第26話 他の誰かが否定しても

「将来性に期待を込めて、フィラー金貨を二枚出そうじゃないか」


「えっ」


 フィラー金貨は一枚で約百万円の価値だ。

 正直これは予想外だった。


 隣で蛍も絶句している。

 先に立ち直った俺は早口に説明した。


「モンスターを倒したのは隣のこの子で、俺はついていっただけなんです。だから半分この子にあげたいのですが」


「なるほど。護衛代か。もうちょっと減らしてもいいはずだが、野暮なことは言うまい。ひゃひゃひゃ」


 ウィガンは愉快そうに笑い、金貨を二枚財布から取り出して俺の手の上に置く。


「またいいものを見せてくれ。ひゃひゃひゃ」


「……変わったお方でしたね」


「そうだな」


 なかば呆然としてウィガンを見送った蛍に、俺は小さくうなずいた。

 教師に対する礼儀を守るためにはこれが無難だった。


「何だか、エースケ殿の一緒にいるだけでそれがしも上のステップに引き上げていただいてる感覚がしてきました」


「それは誤解だろう」


 そんなことを言う蛍に訂正をする。

 俺の功績がないとは言わないが、彼女の存在も必要だ。


「君がいないとドロップを集められないからな。その点は正しく評価されるべきだよ」


「そうでした」


 蛍は目を伏せて認める。


「蛍ってけっこう自己評価低そうだな」


「そうでしょうか?」


 指摘が意外だったらしく、彼女はきょとんとした。

 そしていたずらっぽい表情に変えて口を開く。


「エースケ殿は自己評価低いタイプですよね?」


「……そうかもしれないな」


 否定はしなかった。

 より正確に言うならこの世界での立ち位置がわからないと言うか、不安定な状態になってると言うか。


「俺たち、似た者どうしかもしれないな」


「同感です」


 蛍は同意してくれたが笑わず、照れている。

 気持ちはよくわかった。


 何だか背中がむずかゆくなるような感覚がある。

 だからと言ってそれを言葉にしたら、相手に申し訳ない気分だ。


 何なんだろう、この感覚は?

 気まずいと言うと言いすぎだが、形容しがたい空気に包まれる。


 それを打破するため、俺は無理やり話しかけた。


「れ、錬成に戻るよ」


「そ、そうですね。楽しみです」


 ぎこちないやりとりだったが、沈黙よりはいい。

 いよいよ本命の中級道具袋だ。


 問題なく作成し終えたので一つを蛍に渡す。


「はい。持ち運べる量は三十個くらいは増えたはずだよ」


「ありがとうございます」


 蛍は受け取って笑顔を向けた。

 色合いは違うが和風美少女の美貌がまぶしい。


 続いて自分の分を作っていく。


「これで俺も戦闘に参加できるようになるかな」


 石とかを持ち運んで投げられるようになるからな。


「それがしと一緒なら、それがしがやりますよ?」


 蛍から出てきたのは甘やかす気満々としか思えない言葉だった。


「甘やかされると困るな。俺は本来だらしない人間なんだから」


「とてもそうは見えませんが」


 彼女は意外そうに目を丸くする。

 エースケとしては頑張ってるつもりだし、彼女はそういうところしか見てないからだろうな。

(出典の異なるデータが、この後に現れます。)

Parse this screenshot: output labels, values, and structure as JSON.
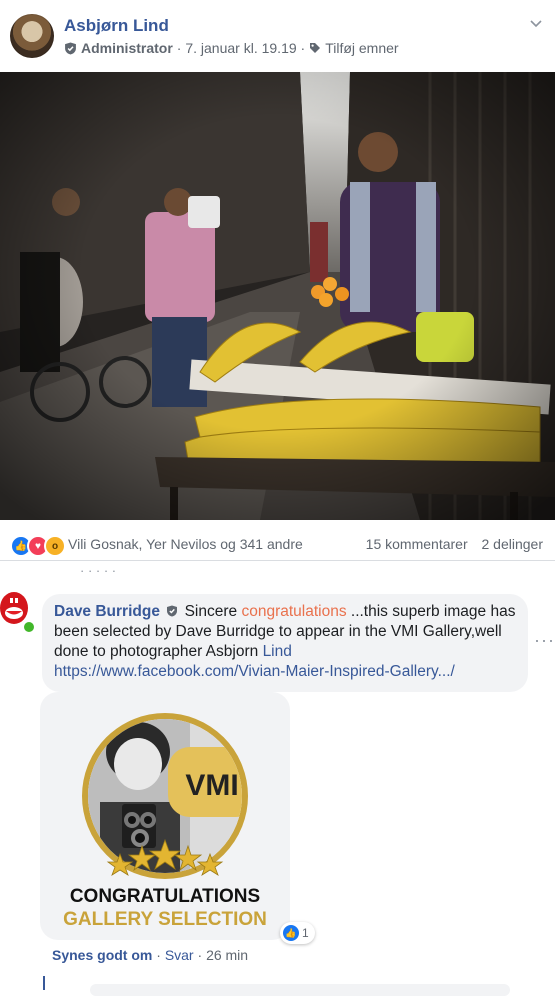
{
  "post": {
    "author": "Asbjørn Lind",
    "role": "Administrator",
    "date": "· 7. januar kl. 19.19 ·",
    "add_topic": "Tilføj emner"
  },
  "reactions": {
    "names": "Vili Gosnak, Yer Nevilos og 341 andre",
    "comments": "15 kommentarer",
    "shares": "2 delinger"
  },
  "comment": {
    "author": "Dave Burridge",
    "text_1": "Sincere",
    "highlight": "congratulations",
    "text_2": "...this superb image has been selected by Dave Burridge to appear in the VMI Gallery,well done to photographer Asbjorn",
    "mention": "Lind",
    "link": "https://www.facebook.com/Vivian-Maier-Inspired-Gallery.../",
    "badge": {
      "logo": "VMI",
      "line1": "CONGRATULATIONS",
      "line2": "GALLERY SELECTION"
    },
    "reaction_count": "1",
    "like_label": "Synes godt om",
    "reply_label": "Svar",
    "time": "26 min"
  },
  "colors": {
    "link_blue": "#385898",
    "highlight_orange": "#e9714d",
    "gold": "#c9a33a"
  }
}
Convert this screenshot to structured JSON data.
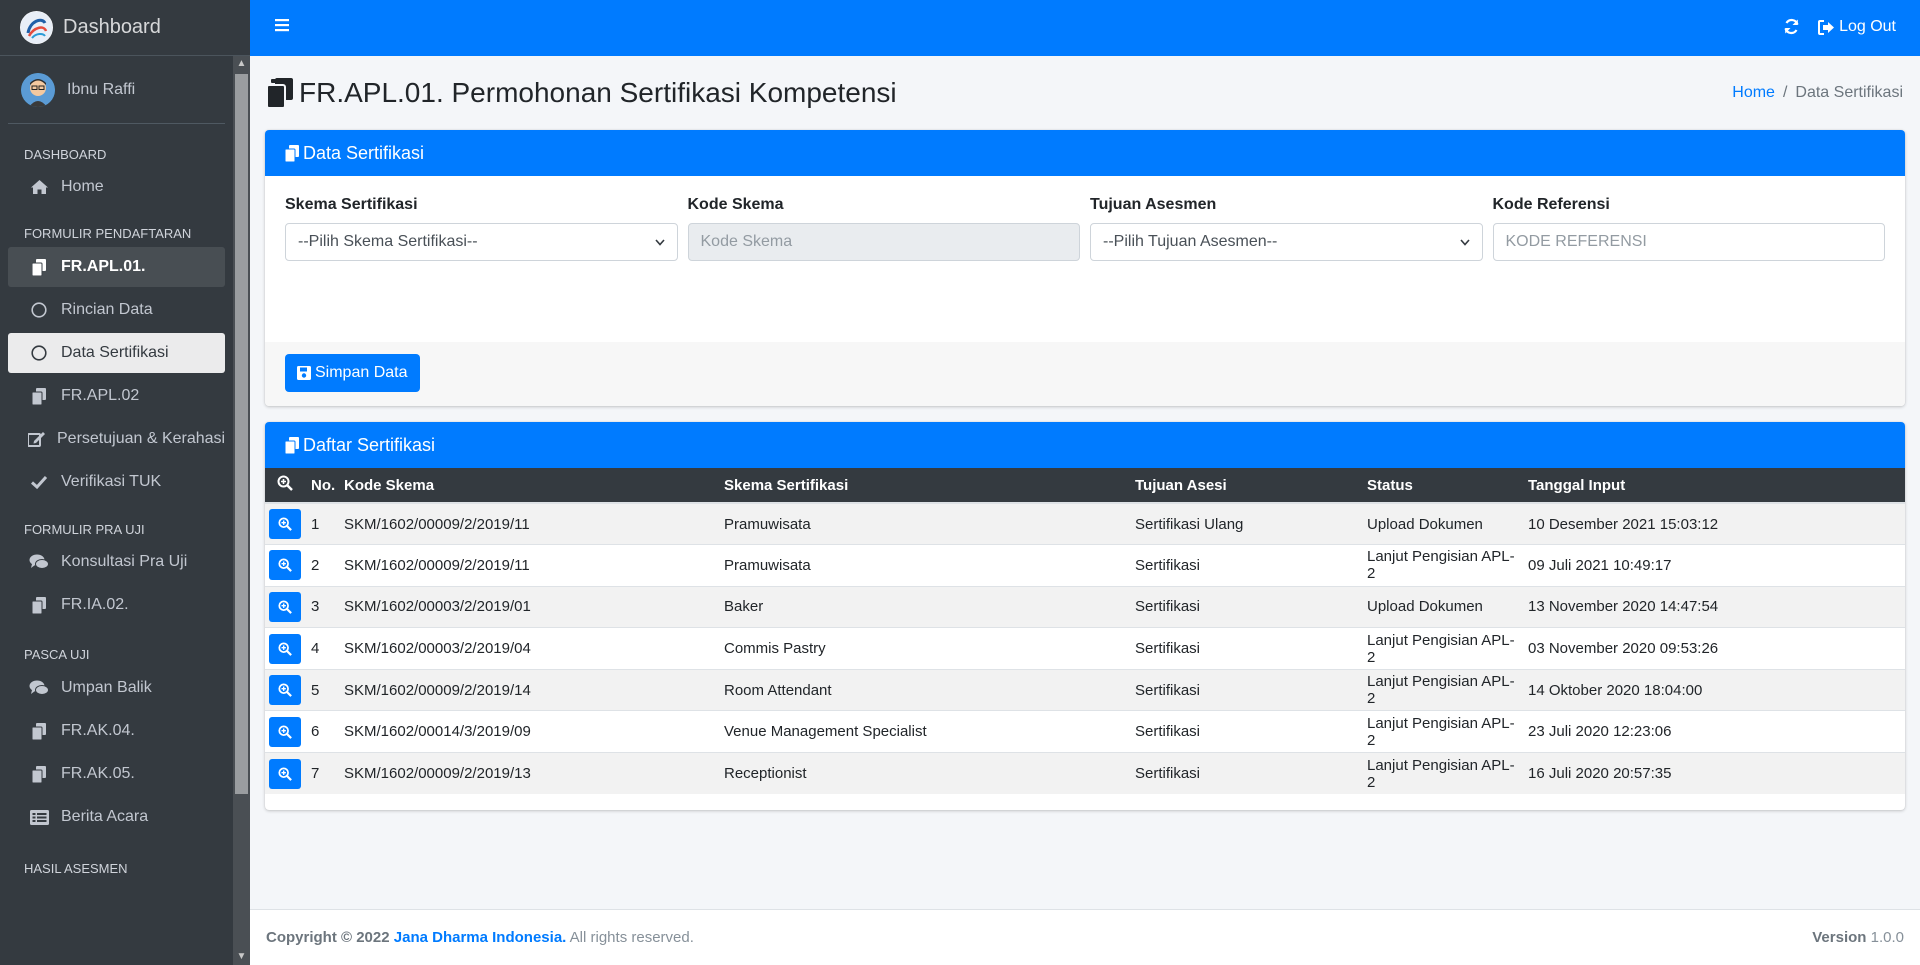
{
  "brand": {
    "title": "Dashboard"
  },
  "user": {
    "name": "Ibnu Raffi"
  },
  "sidebar": {
    "sections": [
      {
        "header": "DASHBOARD",
        "items": [
          {
            "label": "Home",
            "icon": "home-icon"
          }
        ]
      },
      {
        "header": "FORMULIR PENDAFTARAN",
        "items": [
          {
            "label": "FR.APL.01.",
            "icon": "copy-icon",
            "state": "parent-active"
          },
          {
            "label": "Rincian Data",
            "icon": "circle-icon"
          },
          {
            "label": "Data Sertifikasi",
            "icon": "circle-icon",
            "state": "active"
          },
          {
            "label": "FR.APL.02",
            "icon": "copy-icon"
          },
          {
            "label": "Persetujuan & Kerahasiaan",
            "icon": "edit-icon"
          },
          {
            "label": "Verifikasi TUK",
            "icon": "check-icon"
          }
        ]
      },
      {
        "header": "FORMULIR PRA UJI",
        "items": [
          {
            "label": "Konsultasi Pra Uji",
            "icon": "comments-icon"
          },
          {
            "label": "FR.IA.02.",
            "icon": "copy-icon"
          }
        ]
      },
      {
        "header": "PASCA UJI",
        "items": [
          {
            "label": "Umpan Balik",
            "icon": "comments-icon"
          },
          {
            "label": "FR.AK.04.",
            "icon": "copy-icon"
          },
          {
            "label": "FR.AK.05.",
            "icon": "copy-icon"
          },
          {
            "label": "Berita Acara",
            "icon": "list-icon"
          }
        ]
      },
      {
        "header": "HASIL ASESMEN",
        "items": []
      }
    ]
  },
  "navbar": {
    "logout_label": "Log Out"
  },
  "page": {
    "title": "FR.APL.01. Permohonan Sertifikasi Kompetensi",
    "breadcrumb": {
      "home": "Home",
      "current": "Data Sertifikasi"
    }
  },
  "form_card": {
    "title": "Data Sertifikasi",
    "fields": {
      "skema": {
        "label": "Skema Sertifikasi",
        "value": "--Pilih Skema Sertifikasi--"
      },
      "kode": {
        "label": "Kode Skema",
        "placeholder": "Kode Skema"
      },
      "tujuan": {
        "label": "Tujuan Asesmen",
        "value": "--Pilih Tujuan Asesmen--"
      },
      "referensi": {
        "label": "Kode Referensi",
        "placeholder": "KODE REFERENSI"
      }
    },
    "save_label": "Simpan Data"
  },
  "list_card": {
    "title": "Daftar Sertifikasi",
    "columns": [
      "No.",
      "Kode Skema",
      "Skema Sertifikasi",
      "Tujuan Asesi",
      "Status",
      "Tanggal Input"
    ],
    "rows": [
      [
        "1",
        "SKM/1602/00009/2/2019/11",
        "Pramuwisata",
        "Sertifikasi Ulang",
        "Upload Dokumen",
        "10 Desember 2021 15:03:12"
      ],
      [
        "2",
        "SKM/1602/00009/2/2019/11",
        "Pramuwisata",
        "Sertifikasi",
        "Lanjut Pengisian APL-2",
        "09 Juli 2021 10:49:17"
      ],
      [
        "3",
        "SKM/1602/00003/2/2019/01",
        "Baker",
        "Sertifikasi",
        "Upload Dokumen",
        "13 November 2020 14:47:54"
      ],
      [
        "4",
        "SKM/1602/00003/2/2019/04",
        "Commis Pastry",
        "Sertifikasi",
        "Lanjut Pengisian APL-2",
        "03 November 2020 09:53:26"
      ],
      [
        "5",
        "SKM/1602/00009/2/2019/14",
        "Room Attendant",
        "Sertifikasi",
        "Lanjut Pengisian APL-2",
        "14 Oktober 2020 18:04:00"
      ],
      [
        "6",
        "SKM/1602/00014/3/2019/09",
        "Venue Management Specialist",
        "Sertifikasi",
        "Lanjut Pengisian APL-2",
        "23 Juli 2020 12:23:06"
      ],
      [
        "7",
        "SKM/1602/00009/2/2019/13",
        "Receptionist",
        "Sertifikasi",
        "Lanjut Pengisian APL-2",
        "16 Juli 2020 20:57:35"
      ]
    ]
  },
  "footer": {
    "copyright": "Copyright © 2022",
    "company": "Jana Dharma Indonesia.",
    "rights": "All rights reserved.",
    "version_label": "Version",
    "version": "1.0.0"
  },
  "colors": {
    "primary": "#007bff",
    "sidebar": "#343a40",
    "table_head": "#343a40"
  }
}
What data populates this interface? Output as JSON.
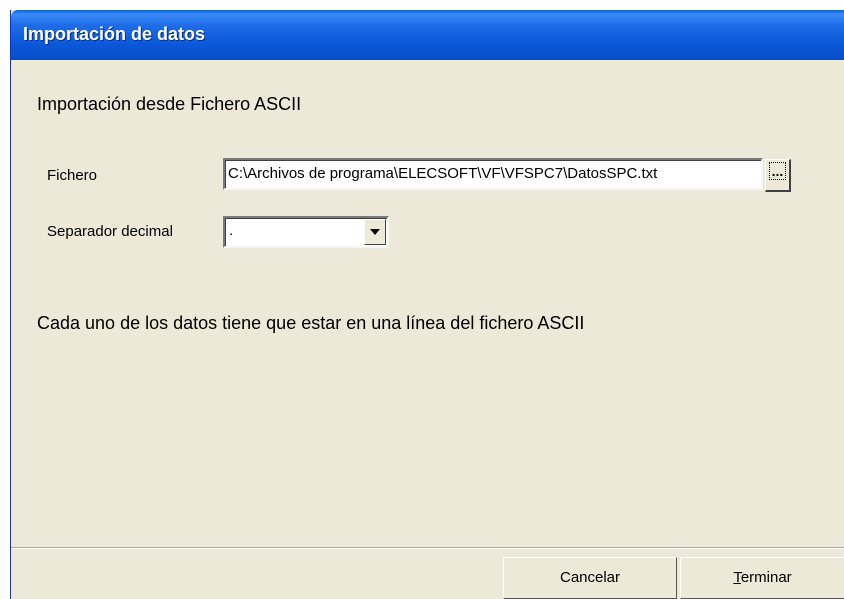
{
  "window": {
    "title": "Importación de datos"
  },
  "dialog": {
    "heading": "Importación desde Fichero ASCII",
    "file": {
      "label": "Fichero",
      "value": "C:\\Archivos de programa\\ELECSOFT\\VF\\VFSPC7\\DatosSPC.txt",
      "browse_label": "..."
    },
    "decimal_separator": {
      "label": "Separador decimal",
      "selected": "."
    },
    "info_text": "Cada uno de los datos tiene que estar en una línea del fichero ASCII"
  },
  "buttons": {
    "cancel_label": "Cancelar",
    "finish_label": "Terminar"
  },
  "colors": {
    "titlebar": "#0a5fe0",
    "dialog_background": "#ece9d8"
  }
}
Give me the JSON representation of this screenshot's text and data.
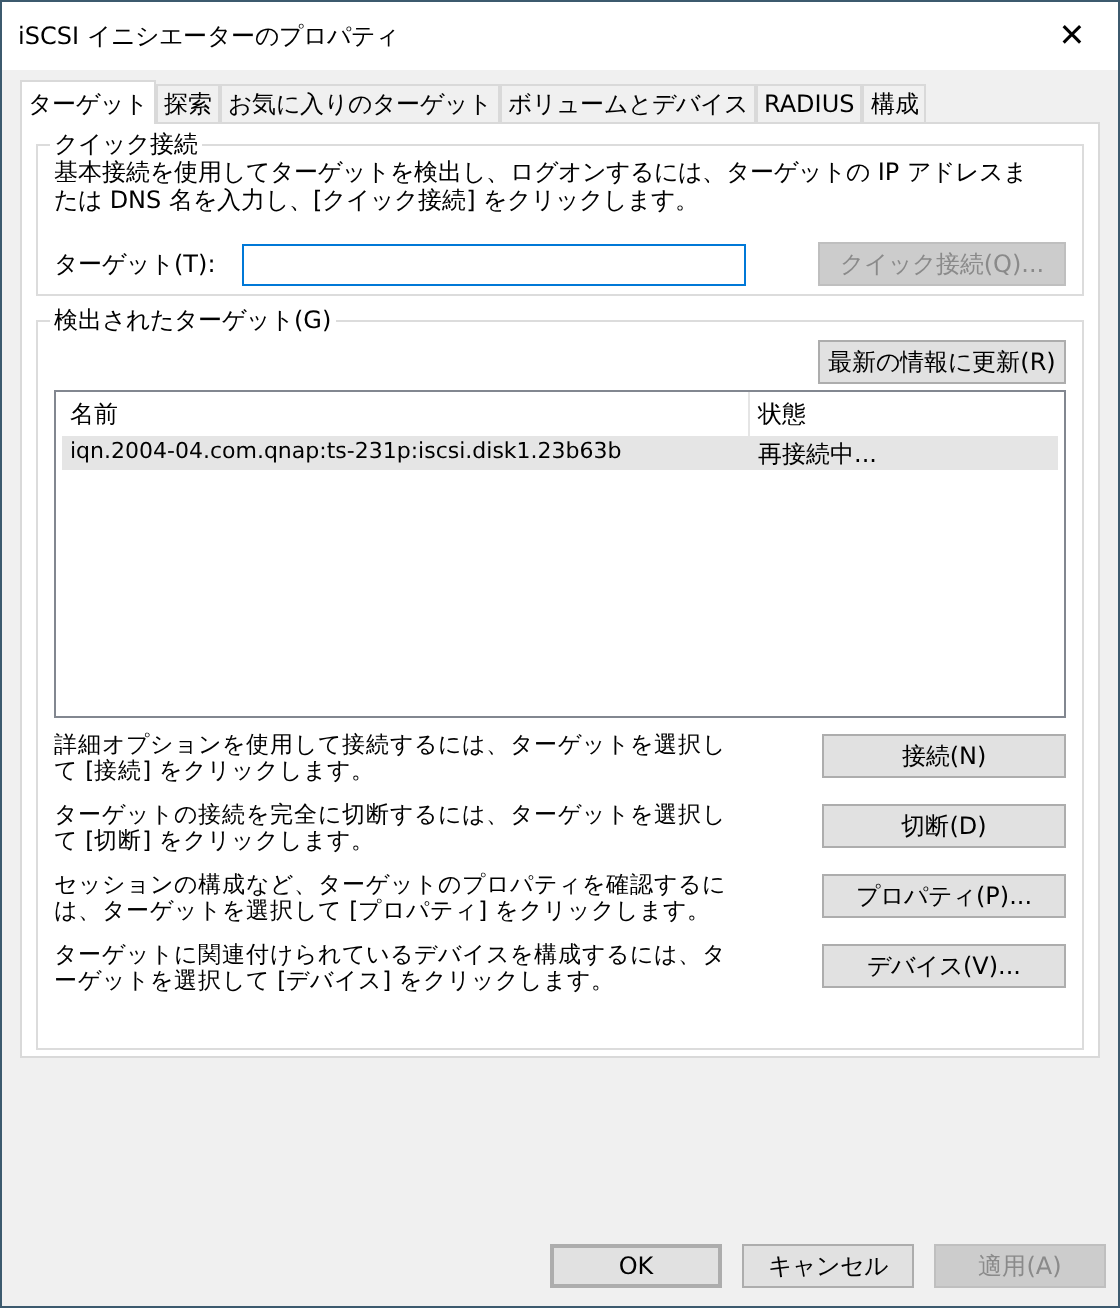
{
  "window": {
    "title": "iSCSI イニシエーターのプロパティ",
    "close": "✕"
  },
  "tabs": [
    {
      "label": "ターゲット",
      "selected": true
    },
    {
      "label": "探索",
      "selected": false
    },
    {
      "label": "お気に入りのターゲット",
      "selected": false
    },
    {
      "label": "ボリュームとデバイス",
      "selected": false
    },
    {
      "label": "RADIUS",
      "selected": false
    },
    {
      "label": "構成",
      "selected": false
    }
  ],
  "quick_connect": {
    "title": "クイック接続",
    "description": "基本接続を使用してターゲットを検出し、ログオンするには、ターゲットの IP アドレスまたは DNS 名を入力し、[クイック接続] をクリックします。",
    "target_label": "ターゲット(T):",
    "button": {
      "label": "クイック接続(Q)...",
      "disabled": true
    }
  },
  "discovered": {
    "title": "検出されたターゲット(G)",
    "refresh": "最新の情報に更新(R)",
    "columns": [
      "名前",
      "状態"
    ],
    "rows": [
      {
        "name": "iqn.2004-04.com.qnap:ts-231p:iscsi.disk1.23b63b",
        "status": "再接続中...",
        "selected": true
      }
    ]
  },
  "actions": [
    {
      "text": "詳細オプションを使用して接続するには、ターゲットを選択して [接続] をクリックします。",
      "button": "接続(N)"
    },
    {
      "text": "ターゲットの接続を完全に切断するには、ターゲットを選択して [切断] をクリックします。",
      "button": "切断(D)"
    },
    {
      "text": "セッションの構成など、ターゲットのプロパティを確認するには、ターゲットを選択して [プロパティ] をクリックします。",
      "button": "プロパティ(P)..."
    },
    {
      "text": "ターゲットに関連付けられているデバイスを構成するには、ターゲットを選択して [デバイス] をクリックします。",
      "button": "デバイス(V)..."
    }
  ],
  "buttons": [
    {
      "label": "OK",
      "kind": "default",
      "disabled": false
    },
    {
      "label": "キャンセル",
      "kind": "normal",
      "disabled": false
    },
    {
      "label": "適用(A)",
      "kind": "normal",
      "disabled": true
    }
  ]
}
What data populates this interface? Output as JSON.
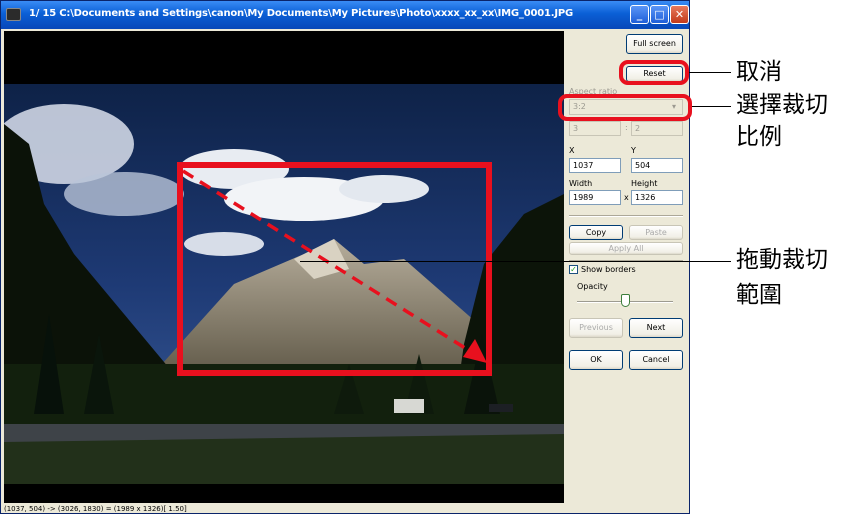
{
  "window": {
    "title": "1/ 15  C:\\Documents and Settings\\canon\\My Documents\\My Pictures\\Photo\\xxxx_xx_xx\\IMG_0001.JPG",
    "title_buttons": {
      "minimize": "_",
      "maximize": "□",
      "close": "✕"
    }
  },
  "panel": {
    "full_screen_label": "Full screen",
    "reset_label": "Reset",
    "aspect_ratio_label": "Aspect ratio",
    "aspect_ratio_value": "3:2",
    "ratio_w": "3",
    "ratio_sep": ":",
    "ratio_h": "2",
    "x_label": "X",
    "y_label": "Y",
    "x_value": "1037",
    "y_value": "504",
    "width_label": "Width",
    "height_label": "Height",
    "width_value": "1989",
    "dim_sep": "x",
    "height_value": "1326",
    "copy_label": "Copy",
    "paste_label": "Paste",
    "apply_all_label": "Apply All",
    "show_borders_label": "Show borders",
    "show_borders_checked": true,
    "opacity_label": "Opacity",
    "opacity_level": 0.5,
    "previous_label": "Previous",
    "next_label": "Next",
    "ok_label": "OK",
    "cancel_label": "Cancel"
  },
  "status_text": "(1037,  504) -> (3026, 1830) = (1989 x 1326)[ 1.50]",
  "annotations": {
    "reset": "取消",
    "aspect_line1": "選擇裁切",
    "aspect_line2": "比例",
    "drag_line1": "拖動裁切",
    "drag_line2": "範圍"
  },
  "colors": {
    "highlight": "#e8101e",
    "titlebar": "#0a5fd6"
  }
}
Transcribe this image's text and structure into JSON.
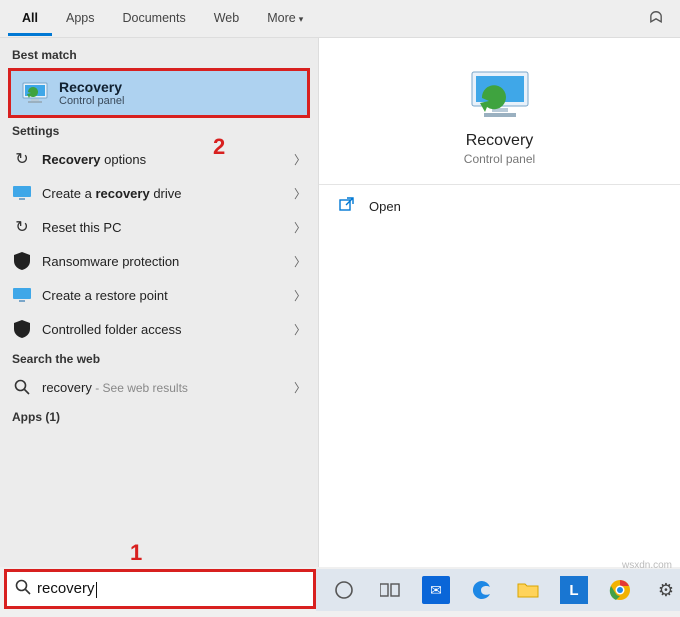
{
  "tabs": {
    "all": "All",
    "apps": "Apps",
    "documents": "Documents",
    "web": "Web",
    "more": "More"
  },
  "sections": {
    "best_match": "Best match",
    "settings": "Settings",
    "search_web": "Search the web",
    "apps_count": "Apps (1)"
  },
  "best_match": {
    "title": "Recovery",
    "subtitle": "Control panel"
  },
  "settings_items": [
    {
      "pre": "",
      "bold": "Recovery",
      "post": " options"
    },
    {
      "pre": "Create a ",
      "bold": "recovery",
      "post": " drive"
    },
    {
      "pre": "Reset this PC",
      "bold": "",
      "post": ""
    },
    {
      "pre": "Ransomware protection",
      "bold": "",
      "post": ""
    },
    {
      "pre": "Create a restore point",
      "bold": "",
      "post": ""
    },
    {
      "pre": "Controlled folder access",
      "bold": "",
      "post": ""
    }
  ],
  "web": {
    "term": "recovery",
    "suffix": " - See web results"
  },
  "preview": {
    "title": "Recovery",
    "subtitle": "Control panel",
    "open": "Open"
  },
  "search": {
    "value": "recovery"
  },
  "annotations": {
    "one": "1",
    "two": "2"
  },
  "watermark": "wsxdn.com"
}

「この学園に来て一念発起したからだよ。本当の俺はもっと弱くてだらしなくて、情けないやつなのさ」


 これは一種の懺悔なのだろうか。

 過去の自分の実情を正直に吐露した。


 蛍はまじまじと見ていたが、そっと俺の頬に手を当てる。


「過去はどうあれ、貴殿は生まれ変わらんと努力なさっています。ならばそれがしはそれを認め、祝福しましょう。たとえ他の誰かが否定したとしても」


 彼女の言葉はとても優しかった。

 どんな罪人でも許す女神のように。


「……ありがとう」


 形にならない言葉で胸が詰まり、俺は簡単なことしか言えなかった。

 たとえ事情をすべて知られてるわけじゃなくても、救われることってあるんだな。


「蛍と知り合えて本当によかったよ」


 そう言って彼女の目を見つめると、彼女は恥ずかしそうに目をそらしてしまった。


「改まって言われると照れてしまいますね……」


「俺も正直かなり照れくさい」


 と告白する。

 何か恋人みたいだなと錯覚しそうになってしまう。

 

 もちろん、そんなことはないのだ。


「今日はこのあとどうする?」


 ごまかすように、この気持ちを振り払うように俺は蛍に聞く。


「どうしましょうか?」


 彼女は即答しなかった。

 いつもなら修行すると返答するだろうに、珍しいこともあるものだと思う。


 同時に彼女の気持ちもわかる気がした。

 俺も何となく錬成だのダンジョンだの言う気になれない。